Pew Recommends That Oregon Include Coastal Habitats in Climate Change Mitigation

Letter highlights how ‘blue carbon’ ecosystems benefit residents and the environment

Oregon Should Include Coastal Habitats in Climate Mitigation

In a Jan. 26, 2021, letter, The Pew Charitable Trusts urged the Oregon Global Warming Commission to include coastal “blue carbon” habitats in an upcoming assessment of carbon storage opportunities in the state. The review, which would be the first of its kind in Oregon, is intended to harness the power of forest, farm, ranch, grassland, and wetland ecosystems to help combat climate change.

In 2020, Gov. Kate Brown (D) set ambitious goals to reduce greenhouse gas emissions through multiple pathways, including enhancing the capture and storage of atmospheric carbon in state lands and soils. In coastal wetland ecosystems, this process is known as “blue carbon.” In its letter, Pew emphasized several ways that inventorying these valuable habitats and including their contributions in the state’s climate goals can benefit residents and nature.
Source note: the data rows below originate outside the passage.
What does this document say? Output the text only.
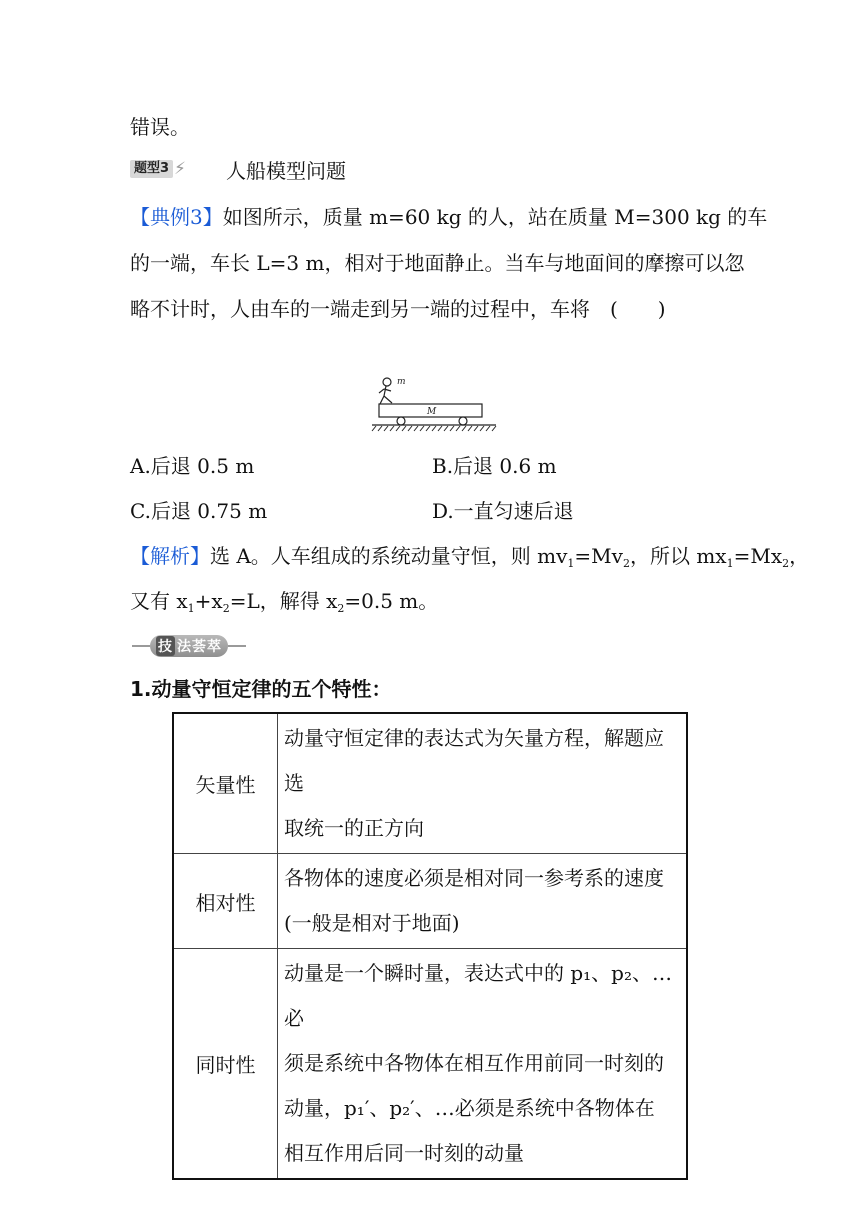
错误。
题型3 ⚡ 人船模型问题
【典例3】如图所示，质量 m=60 kg 的人，站在质量 M=300 kg 的车
的一端，车长 L=3 m，相对于地面静止。当车与地面间的摩擦可以忽
略不计时，人由车的一端走到另一端的过程中，车将　(　　)
m
M
A.后退 0.5 m	B.后退 0.6 m
C.后退 0.75 m	D.一直匀速后退
【解析】选 A。人车组成的系统动量守恒，则 $mv_1=Mv_2$，所以 $mx_1=Mx_2$，
又有 $x_1+x_2=L$，解得 $x_2=0.5$ m。
技 法荟萃
1.动量守恒定律的五个特性：
矢量性	动量守恒定律的表达式为矢量方程，解题应选
取统一的正方向

相对性	各物体的速度必须是相对同一参考系的速度
(一般是相对于地面)

同时性	动量是一个瞬时量，表达式中的 p₁、p₂、…必
须是系统中各物体在相互作用前同一时刻的
动量，p₁′、p₂′、…必须是系统中各物体在
相互作用后同一时刻的动量
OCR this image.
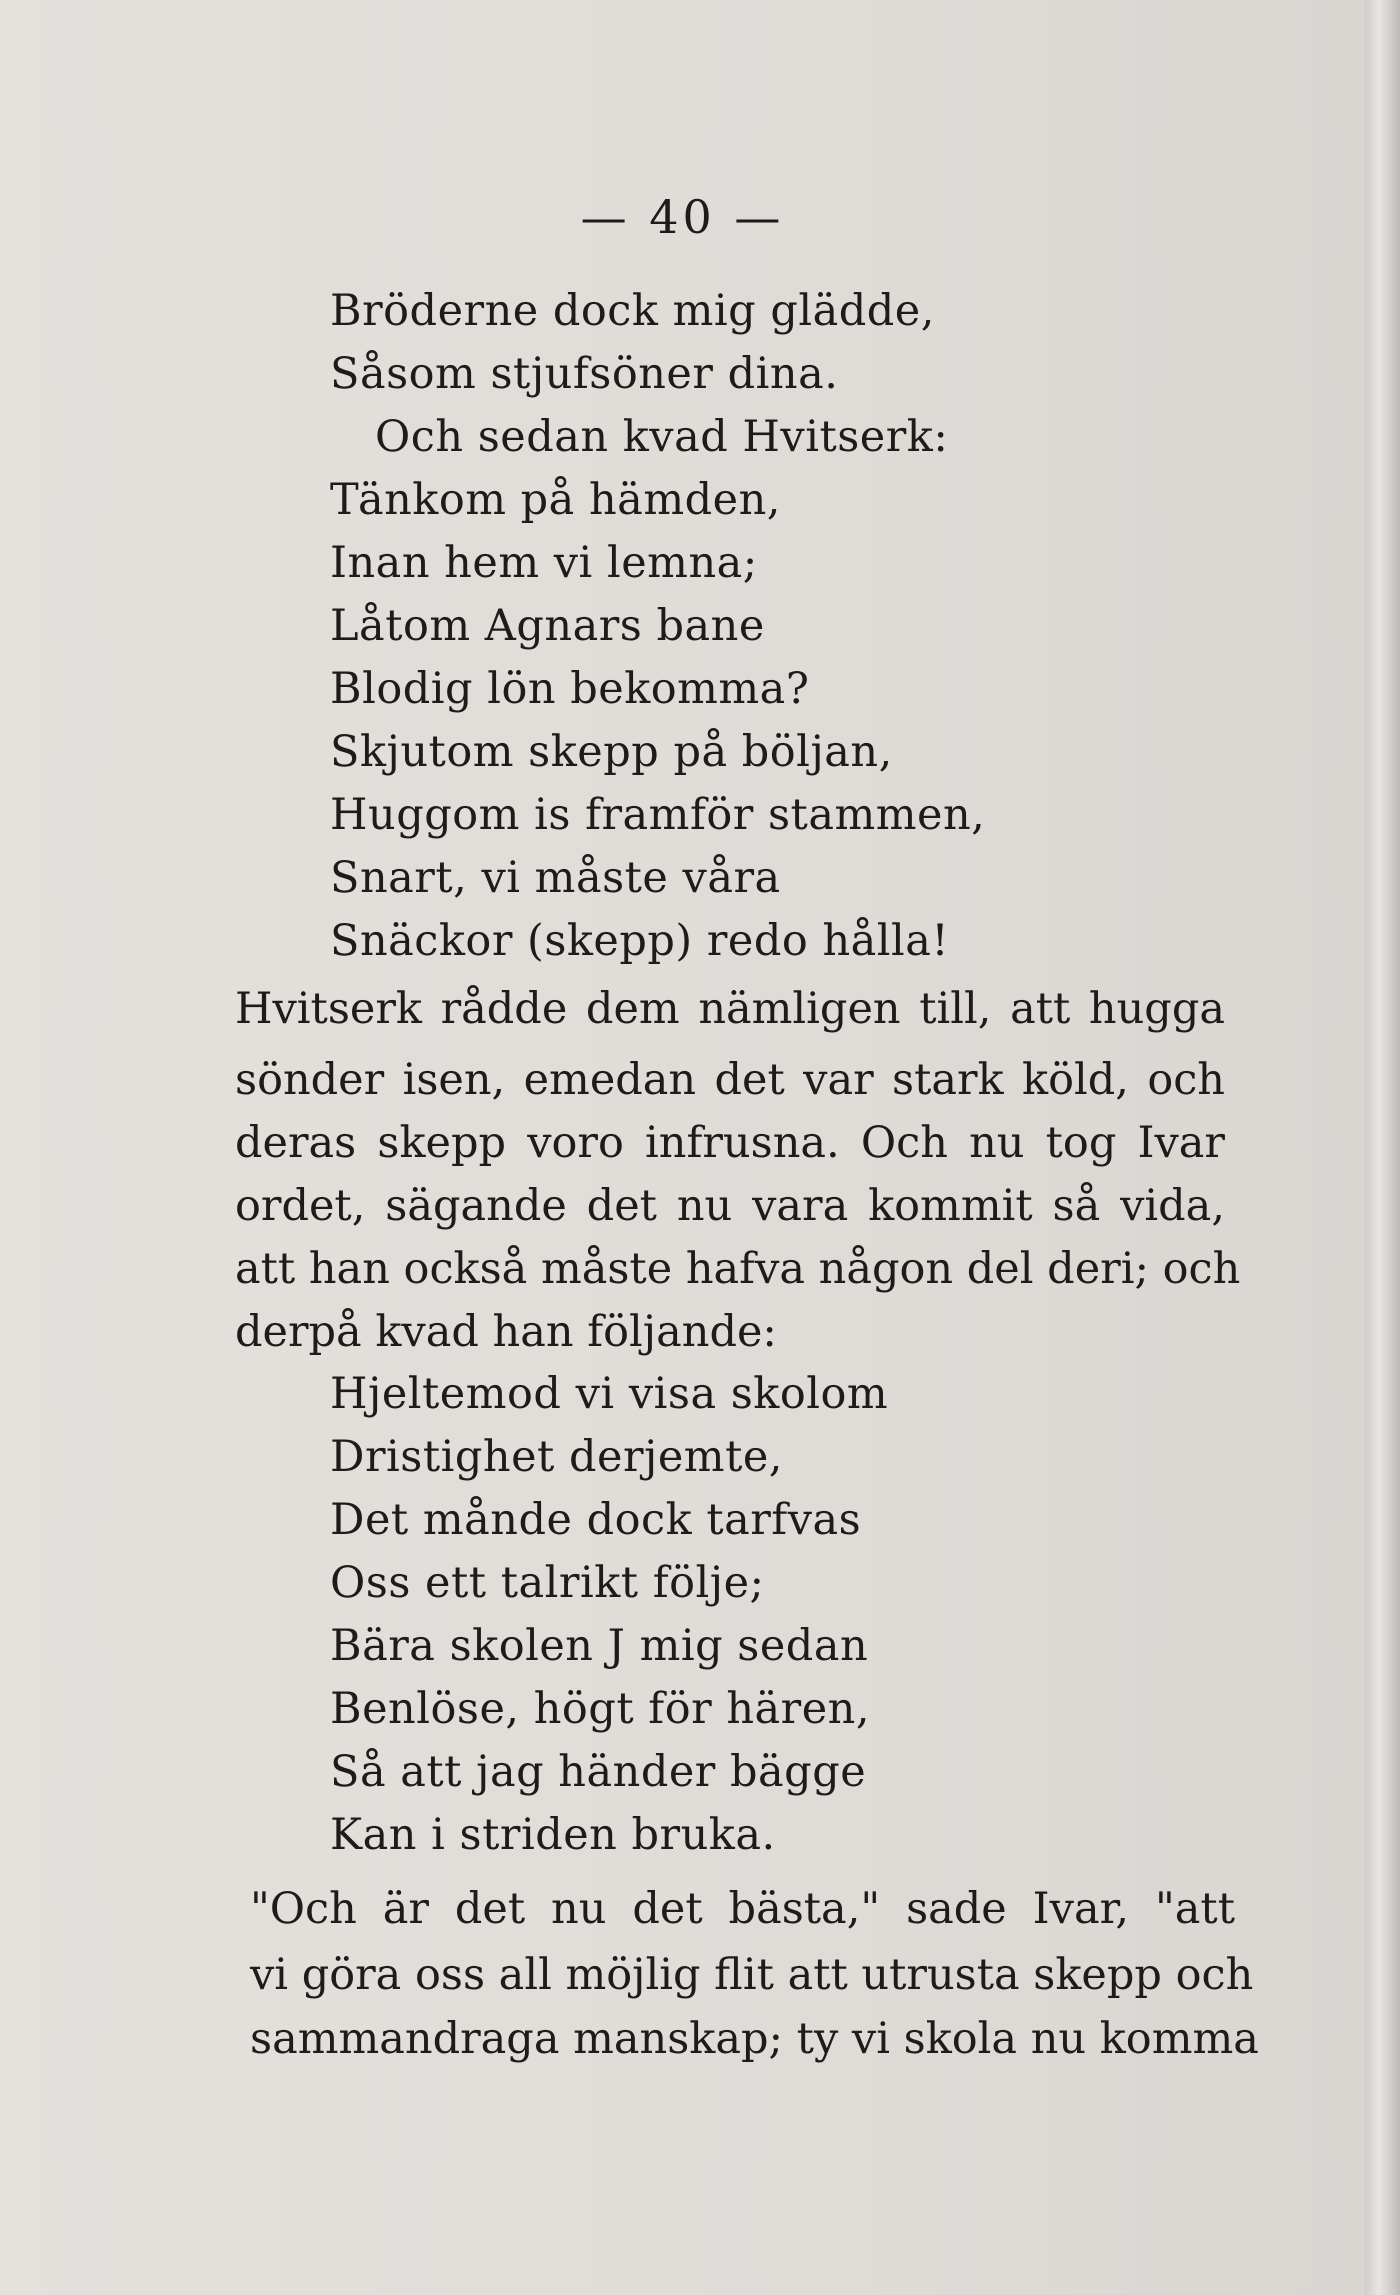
— 40 —
Bröderne dock mig glädde,
Såsom stjufsöner dina.
Och sedan kvad Hvitserk:
Tänkom på hämden,
Inan hem vi lemna;
Låtom Agnars bane
Blodig lön bekomma?
Skjutom skepp på böljan,
Huggom is framför stammen,
Snart, vi måste våra
Snäckor (skepp) redo hålla!
Hvitserk rådde dem nämligen till, att hugga
sönder isen, emedan det var stark köld, och
deras skepp voro infrusna. Och nu tog Ivar
ordet, sägande det nu vara kommit så vida,
att han också måste hafva någon del deri; och
derpå kvad han följande:
Hjeltemod vi visa skolom
Dristighet derjemte,
Det månde dock tarfvas
Oss ett talrikt följe;
Bära skolen J mig sedan
Benlöse, högt för hären,
Så att jag händer bägge
Kan i striden bruka.
"Och är det nu det bästa," sade Ivar, "att
vi göra oss all möjlig flit att utrusta skepp och
sammandraga manskap; ty vi skola nu komma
Although the state’s tidal wetlands and seagrass beds are relatively small compared with other lands such as forests, the letter pointed out that they can store up to 10 times as much carbon as forests and also buffer coastal communities against sea level rise and flooding, filter pollutants from the water, and provide habitat for commercially and ecologically important fish and other wildlife.